Durante uma conversa na cúpula do G7, realizada nesta quarta-feira (17), o presidente Luiz Inácio Lula da Silva fez uma declaração que chamou atenção. Ele afirmou que “nunca foi esquerdista”.
O comentário surgiu enquanto Lula conversava com a diretora-geral do Fundo Monetário Internacional (FMI), Kristalina Georgieva, e com o chanceler da Alemanha, Friedrich Merz. Na ocasião, os líderes discutiam a evolução política de governos ao redor do mundo.
Nesse contexto, Lula apresentou sua visão sobre o cenário internacional. Segundo ele, a política global não se divide apenas entre esquerda e direita. Pelo contrário, o presidente destacou que “o mundo não é de esquerda, é de meio”.
Em seguida, Georgieva relembrou a eleição de Lula em 2003. Na época, muitos analistas esperavam um governo mais alinhado à esquerda. No entanto, o presidente contestou essa leitura. Ele afirmou que essa percepção não refletia sua atuação política.
Além disso, Lula destacou sua relação histórica com sindicatos europeus. Com isso, ele buscou reforçar a complexidade de sua trajetória política.

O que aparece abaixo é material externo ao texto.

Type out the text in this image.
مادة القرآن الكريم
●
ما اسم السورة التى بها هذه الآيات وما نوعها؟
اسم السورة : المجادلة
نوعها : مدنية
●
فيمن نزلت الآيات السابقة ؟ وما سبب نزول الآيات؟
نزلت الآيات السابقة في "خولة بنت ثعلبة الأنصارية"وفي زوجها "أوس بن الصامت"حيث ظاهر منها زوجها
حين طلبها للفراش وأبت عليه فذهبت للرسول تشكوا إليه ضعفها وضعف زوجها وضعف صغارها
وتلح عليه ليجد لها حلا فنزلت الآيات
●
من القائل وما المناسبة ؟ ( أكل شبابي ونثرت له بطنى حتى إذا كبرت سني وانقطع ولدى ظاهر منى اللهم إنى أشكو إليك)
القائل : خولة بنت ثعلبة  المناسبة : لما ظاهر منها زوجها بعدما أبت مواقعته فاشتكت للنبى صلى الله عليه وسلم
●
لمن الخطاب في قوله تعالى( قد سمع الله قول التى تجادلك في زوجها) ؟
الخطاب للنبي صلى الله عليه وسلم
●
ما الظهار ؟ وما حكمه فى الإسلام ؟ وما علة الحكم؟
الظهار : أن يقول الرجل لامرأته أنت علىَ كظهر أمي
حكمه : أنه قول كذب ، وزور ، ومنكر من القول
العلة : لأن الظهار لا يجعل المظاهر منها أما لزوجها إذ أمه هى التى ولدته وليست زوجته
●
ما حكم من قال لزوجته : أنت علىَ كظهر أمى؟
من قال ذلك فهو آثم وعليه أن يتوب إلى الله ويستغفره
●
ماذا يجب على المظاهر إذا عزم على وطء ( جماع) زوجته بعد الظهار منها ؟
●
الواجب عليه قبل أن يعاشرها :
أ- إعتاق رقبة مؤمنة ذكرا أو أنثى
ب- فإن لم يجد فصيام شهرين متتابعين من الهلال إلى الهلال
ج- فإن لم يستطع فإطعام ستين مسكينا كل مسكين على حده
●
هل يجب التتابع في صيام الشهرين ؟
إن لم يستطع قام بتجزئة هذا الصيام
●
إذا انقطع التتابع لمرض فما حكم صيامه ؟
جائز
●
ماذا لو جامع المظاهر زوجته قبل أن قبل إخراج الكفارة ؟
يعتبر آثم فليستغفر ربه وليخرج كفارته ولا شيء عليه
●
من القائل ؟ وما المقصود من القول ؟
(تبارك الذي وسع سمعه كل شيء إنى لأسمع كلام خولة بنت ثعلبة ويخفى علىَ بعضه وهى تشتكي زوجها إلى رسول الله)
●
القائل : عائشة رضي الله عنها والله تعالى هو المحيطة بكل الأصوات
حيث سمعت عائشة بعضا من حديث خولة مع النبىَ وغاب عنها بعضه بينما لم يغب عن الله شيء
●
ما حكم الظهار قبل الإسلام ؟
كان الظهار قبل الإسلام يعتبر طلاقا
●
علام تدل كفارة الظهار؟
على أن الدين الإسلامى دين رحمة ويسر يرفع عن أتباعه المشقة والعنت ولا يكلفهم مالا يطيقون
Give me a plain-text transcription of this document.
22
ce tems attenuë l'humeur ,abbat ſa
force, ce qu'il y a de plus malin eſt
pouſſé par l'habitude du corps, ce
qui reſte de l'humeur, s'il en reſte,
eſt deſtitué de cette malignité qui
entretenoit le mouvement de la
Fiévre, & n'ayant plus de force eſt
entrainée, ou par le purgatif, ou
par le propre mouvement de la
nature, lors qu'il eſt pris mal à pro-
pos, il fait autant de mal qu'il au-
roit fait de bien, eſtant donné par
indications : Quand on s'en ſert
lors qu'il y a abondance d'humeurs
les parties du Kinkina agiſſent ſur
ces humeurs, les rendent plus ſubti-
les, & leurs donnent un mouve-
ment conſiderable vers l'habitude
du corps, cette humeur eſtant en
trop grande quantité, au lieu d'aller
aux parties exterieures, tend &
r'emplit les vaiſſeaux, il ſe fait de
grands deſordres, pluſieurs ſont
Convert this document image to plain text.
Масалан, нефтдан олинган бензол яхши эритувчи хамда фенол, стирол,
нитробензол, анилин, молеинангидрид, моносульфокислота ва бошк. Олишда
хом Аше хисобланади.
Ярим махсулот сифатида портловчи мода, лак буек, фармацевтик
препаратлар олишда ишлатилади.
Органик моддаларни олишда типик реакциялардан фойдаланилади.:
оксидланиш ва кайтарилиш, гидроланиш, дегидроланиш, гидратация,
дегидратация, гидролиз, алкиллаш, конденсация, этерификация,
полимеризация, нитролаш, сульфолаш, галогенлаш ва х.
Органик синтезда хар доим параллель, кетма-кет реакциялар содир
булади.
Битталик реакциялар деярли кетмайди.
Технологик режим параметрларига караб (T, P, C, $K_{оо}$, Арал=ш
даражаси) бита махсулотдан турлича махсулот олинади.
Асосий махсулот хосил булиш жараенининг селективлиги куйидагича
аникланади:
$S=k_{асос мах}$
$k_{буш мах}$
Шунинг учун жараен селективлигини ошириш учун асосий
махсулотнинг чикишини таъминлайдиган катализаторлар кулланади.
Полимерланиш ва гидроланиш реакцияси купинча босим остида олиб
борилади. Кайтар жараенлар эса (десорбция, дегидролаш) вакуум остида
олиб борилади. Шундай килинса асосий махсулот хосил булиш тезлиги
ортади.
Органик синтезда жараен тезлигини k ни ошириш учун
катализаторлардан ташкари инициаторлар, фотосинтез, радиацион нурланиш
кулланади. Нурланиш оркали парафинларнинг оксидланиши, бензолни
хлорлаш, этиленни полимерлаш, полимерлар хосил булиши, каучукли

O presidente também relembrou um episódio dos anos 1980. Naquele período, ele foi chamado de “anticomunista”. Isso aconteceu após recusar um convite para participar de um congresso na então União Soviética. Assim, Lula usou o exemplo para mostrar que sempre evitou rótulos ideológicos rígidos.
Por fim, a declaração ocorre em um momento de intensos debates globais. Atualmente, líderes discutem caminhos para lidar com desafios econômicos e políticos. Nesse cenário, Lula tenta posicionar o Brasil como um país de diálogo e equilíbrio.